Wednesday, September 4, 2013

The State Quarters Games

When I was a kid, I had a penny and nickel collection. I had a lot of fun looking for coins with dates to fill in the missing slots in my coin collection book. 

Then I got older and needed every nickel and dime to pay for grad school. I didn't pay attention to any coins except how they paid for my tuition, room, food, and books.

Fast forward to working, starting a family, and other hobbies. Coin collecting didn't fit in my schedule.
I didn't totally ignore our currency. I remember hearing about the state quarters, but figured that was a clever gimmick to get a lot of quarters out of circulation, and I just wasn't interested. 

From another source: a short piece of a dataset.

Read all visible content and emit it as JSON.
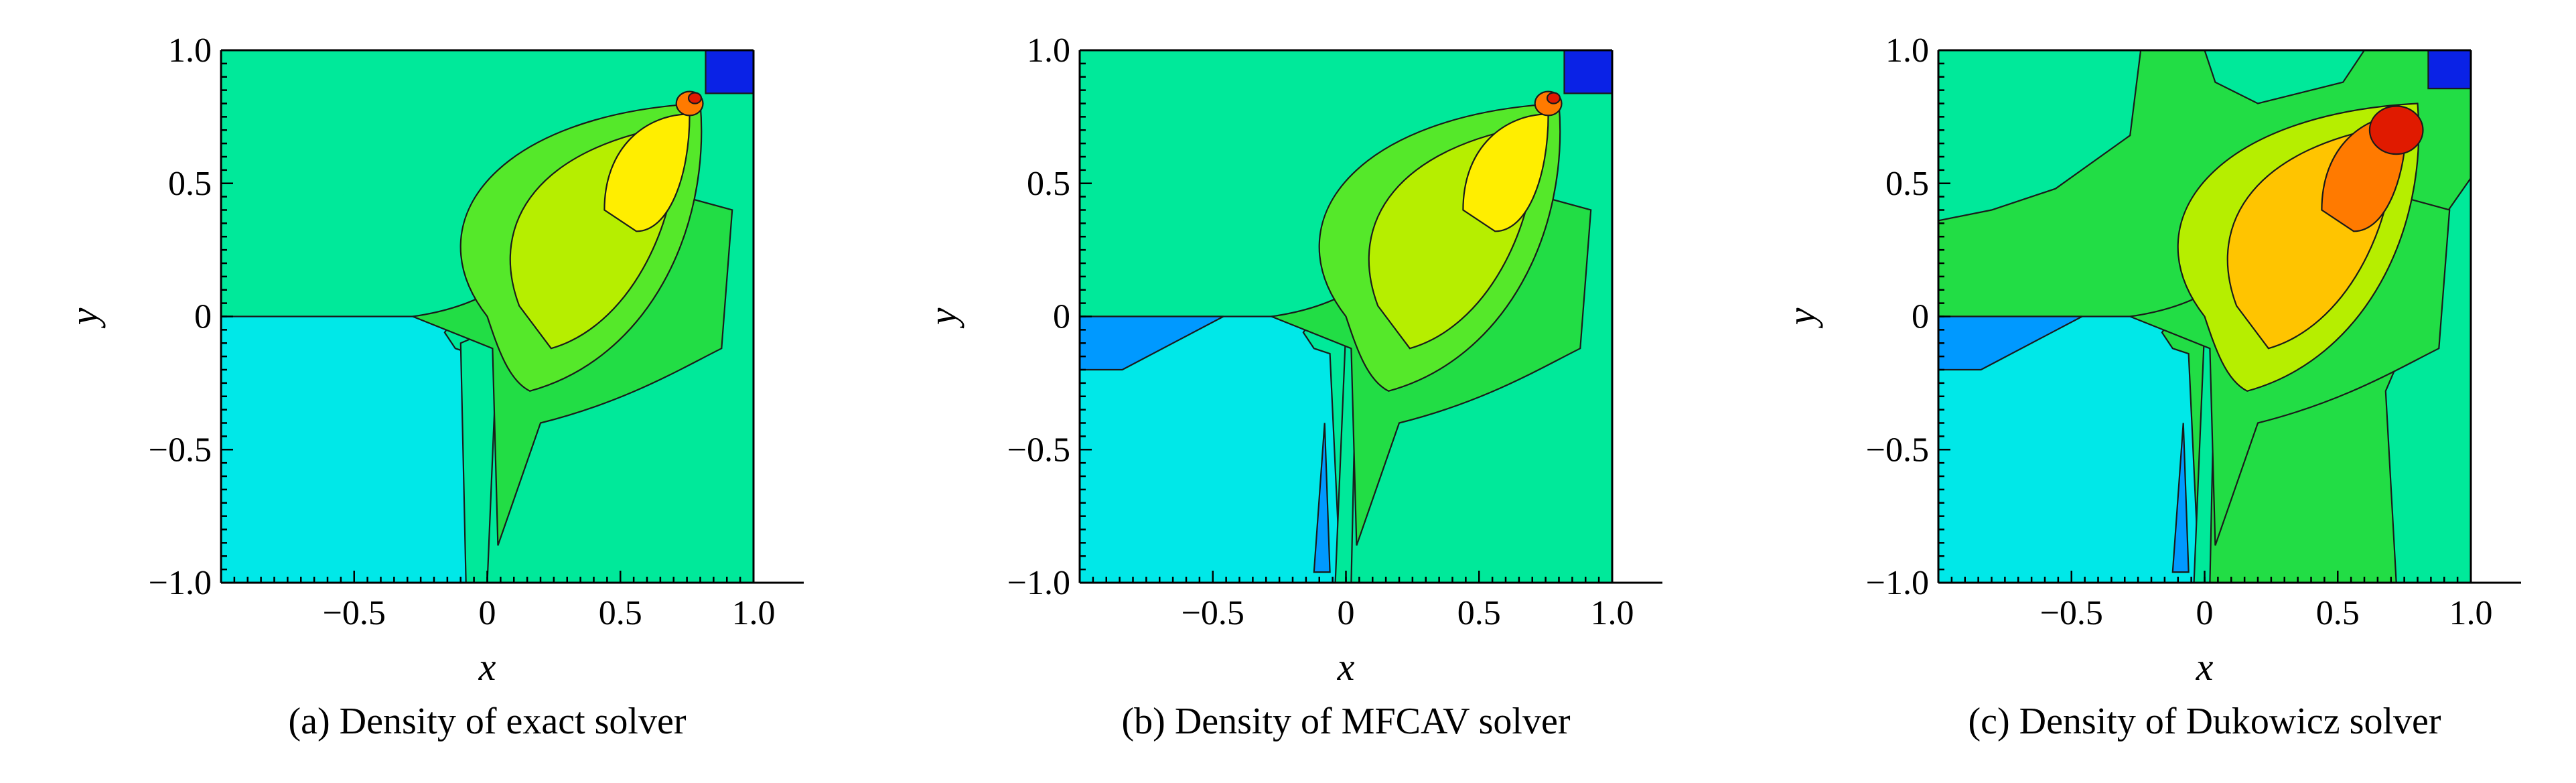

However, now I've had a change of mind. It occurred to me that the state quarters would be a great way for Desert Boy to learn some geography. So we sorted through our change bowl and pulled out the state quarters.
 Oh my goodness, that writing and those images on the quarters sure are small! We pulled out a magnifying glass to get a better look.

 Of course Desert Girl wanted in on the action. Her first job was to sort the eagle quarters from all the other quarters. She did a fine job of that.

Then Desert Boy started looking at the quarters and finding where they belonged. We used our game board from Where in the USA is Carmen Sandiego (a wonderful thrift store find at $1!), but any large USA map would do.

 After we had gone through our change bowl, we found that we had quarters for 24 states.

I looked up some information about the state quarters and found it fascinating. The U.S. Mint issued the 50 state quarters from 1999 to 2008, with five a year. They made varying numbers of quarters, from 416,000 for Oklahoma up to 1.59 million for Virginia. The U.S. Treasury was against the project, citing the "Disneyfication" of the currency. But it's estimated that nearly half of U.S. citizens collected the quarters, with $3 billion made in profit, due to coins taken out of circulation (Wikipedia).

The quarters were issued in the order that the states ratified the constitution, and you can see illustrations of them all on Wikipedia.

As we were going through the quarters, I noted one from Puerto Rico. What? That's not a state! It turns out that after the 50 states, quarters were issued for the District of Columbia and the U.S. Territories: Puerto Rico, Guam, American Samoa, U.S. Virgin Islands, and Northern Mariana Islands. We don't even think about the territories much, so these quarters (which were issued in relatively small numbers) are a little reminder of where U.S. money is going (and perhaps where you should plan a vacation if you don't want to get a passport?).

We also found some quarters with places like Mount Hood, Chickisaw, Gettysburg, and my favorite, Great Basin. These are part of the America the Beautiful quarters, which started in 2010 and issues five quarters a year, one of a beautiful place (often a national park) in each state or territory.

You can find out more about all these programs, plus access curriculums at the U.S. Mint website.

In the meantime, we raided a piggybank and found even more state quarters, so we're now up to 45. Desert Boy can't wait to find the Texas quarter. And he knows where on the map it goes.

We like to play different games with the state quarters.

1. Race to put five quarters on the map. (2 to 10 players) Each player gets five quarters, and then when the time starts, puts the quarters on the correct state as fast as possible. First player wins.

2. Locate the state in order of joining the U.S. (one or multiple players, one person to read the order).  Using information from the Wikipedia website, have the player(s) find the states in the order they ratified the Constitution, picking up the quarters as they find them. Do you know which was first? (Hint: this state quarter has Caesar Rodney on it.)

3. Locate the states in alphabetical order. (one or multiple players, one person to read the order).
Using information from the U.S. Mint website, have the player(s) find the states in alphabetical order, picking up the quarters as they find them.

4. Find how many state quarters have horses on them. Or airplanes. Or ships. Or flowers. Or birds. Or words in other languages. Or people. Or outlines of states. Or their state nicknames. Or their state mottoes. This is a great game to really look at the different quarter designs and study them.

5. Pick your favorite quarter design and explain why you like it! Everyone is a winner in this game!

If you'd like to play some more games, the U.S. Mint has a game page!